8 Temmuz 2011 Cuma

ZEKİ, ÇEVİK VE AHLAKLI…


Ulu Önder’in; hayatın her alanında ders alınacak, izlenmesi gereken doğru yolu gösteren sözleri vardır. ‘Gençliğe Hitabe’nin hemen her satırı; geleceği aydınlatmak üzere yakılmış bir meşale gibidir. Ne yazık ki, zamanın ve değişen dünya ve Türkiye’nin etkisi ile tüketilen her değer gibi bu sözleri de artık sadece sözlük anlamlarıyla alıp, derinliğine bakma ihtiyacı duymaz olduk. Herhangi bir yerde okuduğumuz ya da duyduğumuz zaman, sadece okuyup duymakla yetindiğimiz ve deyim yerinde ise ‘es geçtiğimiz’ sözlerinden biri de; “Ben sporcunun zeki, çevik ve ahlaklısını severim.”dir. Bu sözde sporla ilgili tek sözcük ‘çevik’tir. Biz bunu algılarız da sporun neden ‘zeka’ ve ‘ahlak’la özdeşleştirilmesi gerektiğini düşünmeyiz. Aramızdaki fark da budur zaten.
O, bunu düşündüğü için Atatürk’tür, önderdir.
Bizleri; sporu sadece izleyici olarak takip eden, şu ya da bu takıma gönül vermiş milyonlarca insanı bir kenara bırakalım, bugün hemen hemen her stat, salon ya da antrenman sahasında yazılı olan bu sözlere, işi bu olan kişilerin, yani sporcuların bile artık görerek baktıklarını sanmıyorum. Öyle olsaydı; spor denilince ülkemizde akla gelen ilk branş olan futbolda, günün moda haber deyişiyle ‘Türkiye’yi sarsan’ şike olayları yaşanmazdı. Kulüp başkanlarından sporculara, aracılardan menajerlere, teknik ekiplerden hakemlere ve daha kim bilir kimlere kadar yayılan bu sahtekarlık ağı elbette çözülecektir ve elbette bu ağın dışında kalan binlerce dürüst, ak spor insanını tenzih ediyorum ama ülkemizde futbol ahlakının derin bir yara aldığı da bir gerçektir. İşin zeka kısmına gelince; bu olaylar, en büyük aptallık başkalarını aptal sanmaktır sözünün ispatıdır.
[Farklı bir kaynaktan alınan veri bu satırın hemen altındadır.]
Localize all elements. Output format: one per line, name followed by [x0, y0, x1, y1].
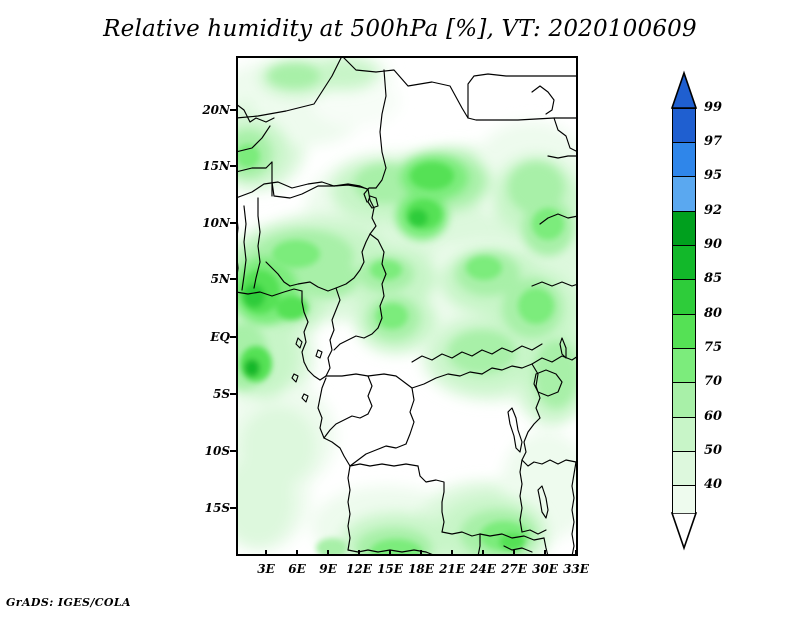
- x-tick-mark: [544, 550, 546, 556]
- colorbar-tick-label: 85: [704, 271, 722, 286]
- colorbar-tick-label: 80: [704, 306, 722, 321]
- x-tick-label: 9E: [312, 562, 344, 576]
- colorbar-top-arrow: [672, 73, 696, 108]
- colorbar-band: [672, 142, 696, 176]
- y-tick-mark: [230, 450, 236, 452]
- colorbar-band: [672, 245, 696, 279]
- y-tick-mark: [230, 507, 236, 509]
- y-tick-mark: [230, 109, 236, 111]
- colorbar-band: [672, 176, 696, 211]
- y-tick-label: EQ: [188, 330, 230, 344]
- colorbar-tick-label: 99: [704, 100, 722, 115]
- colorbar-band: [672, 417, 696, 451]
- colorbar-tick-label: 97: [704, 134, 722, 149]
- colorbar-band: [672, 279, 696, 314]
- y-tick-label: 15S: [188, 501, 230, 515]
- y-tick-mark: [230, 336, 236, 338]
- colorbar-band: [672, 211, 696, 245]
- y-tick-mark: [230, 393, 236, 395]
- colorbar: 99 97 95 92 90 85 80 75 70 60 50 40: [658, 60, 778, 560]
- y-tick-label: 10S: [188, 444, 230, 458]
- colorbar-tick-label: 90: [704, 237, 722, 252]
- colorbar-band: [672, 108, 696, 142]
- y-tick-label: 5S: [188, 387, 230, 401]
- y-tick-mark: [230, 278, 236, 280]
- colorbar-tick-label: 95: [704, 168, 722, 183]
- colorbar-band: [672, 314, 696, 348]
- x-tick-mark: [513, 550, 515, 556]
- map-panel: [236, 56, 578, 556]
- x-tick-mark: [358, 550, 360, 556]
- x-tick-mark: [420, 550, 422, 556]
- colorbar-band: [672, 485, 696, 513]
- y-tick-label: 15N: [188, 159, 230, 173]
- x-tick-mark: [389, 550, 391, 556]
- x-tick-label: 33E: [558, 562, 594, 576]
- colorbar-tick-label: 75: [704, 340, 722, 355]
- grads-plot-canvas: Relative humidity at 500hPa [%], VT: 202…: [0, 0, 800, 618]
- x-tick-mark: [327, 550, 329, 556]
- x-tick-label: 6E: [281, 562, 313, 576]
- x-tick-mark: [296, 550, 298, 556]
- colorbar-tick-label: 50: [704, 443, 722, 458]
- x-tick-label: 3E: [250, 562, 282, 576]
- attribution-text: GrADS: IGES/COLA: [6, 596, 131, 609]
- y-tick-mark: [230, 165, 236, 167]
- x-tick-mark: [575, 550, 577, 556]
- page-title: Relative humidity at 500hPa [%], VT: 202…: [0, 16, 800, 42]
- y-tick-label: 5N: [188, 272, 230, 286]
- colorbar-tick-label: 40: [704, 477, 722, 492]
- colorbar-tick-label: 70: [704, 374, 722, 389]
- x-tick-mark: [451, 550, 453, 556]
- y-tick-label: 20N: [188, 103, 230, 117]
- colorbar-band: [672, 382, 696, 417]
- y-tick-label: 10N: [188, 216, 230, 230]
- colorbar-bottom-arrow: [672, 513, 696, 548]
- y-tick-mark: [230, 222, 236, 224]
- x-tick-mark: [265, 550, 267, 556]
- x-tick-mark: [482, 550, 484, 556]
- map-frame: [236, 56, 578, 556]
- colorbar-band: [672, 451, 696, 485]
- colorbar-band: [672, 348, 696, 382]
- colorbar-tick-label: 60: [704, 409, 722, 424]
- colorbar-tick-label: 92: [704, 203, 722, 218]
Kısacası şimdilik, bu düğüm çözülene, işin ismi konulana, gerçek suçlular cezalarını çekene kadar Atatürk’ün tanımladığı sporcu tipinin ‘çevik’ olanıyla yetinmek zorundayız.
Tabii işin bir başka yönü de şu: Ülkemizde giderek yaygınlaşan habercilik anlayışı sonucu, yaşanan olaylar ne kadar ağır ve ciddi olursa olsun her şeye magazin gözlüğü ile bakar olduk. Taleplerimiz, tepkilerimiz, arayışlarımız hep ‘gündelik’ çözümler için. Örneğin şike olaylarını protesto için değil, şike olaylarında göz altına alınanları desteklemek için gösteriler yapılıyor. Üstelik hatırı sayılır kalabalıklar toplanıyor.
Bu insanlar; üniversite giriş sınavlarındaki rezaletlerin, her gün geleceğimizi ipotek altına alma tehdidi ile tehlikeli bir şekilde artan cari açığın, demokratik hak gasplarının, ayın ortasını bile getiremeyen emeklilerin, giderek artan işsizliğin, kadın cinayetleri, çocuk sömürülerinin yaşandığı ülkemizin insanları. Ve direndikleri, ayağa kalktıkları, haklarını aradıkları tek olay ‘futbol takımları’. İlginç değil mi?  

Bilgi için dip not: Sporun öğrenilip aktif olarak ve verimli yapılacağı yıl aralığı olan
10-29 yaş arası 27 milyon gencimiz var. Ülkemizde en yaygın spor olan futbolda lisanslı sporcu sayısı 260 bin. Bunlardan 4 bini profesyonel. Yani; her zaman gündemde olan ve büyük paralarla transfer olan sınırlı sayıda futbolcunun dışında kalan sadece 4000 gencimiz iyi-kötü para kazanıp hayatını futbolla sürdürüyor. 27 milyonda 4 bin. Yukarıdaki ağa yakalanmak ne kadar kolay değil mi?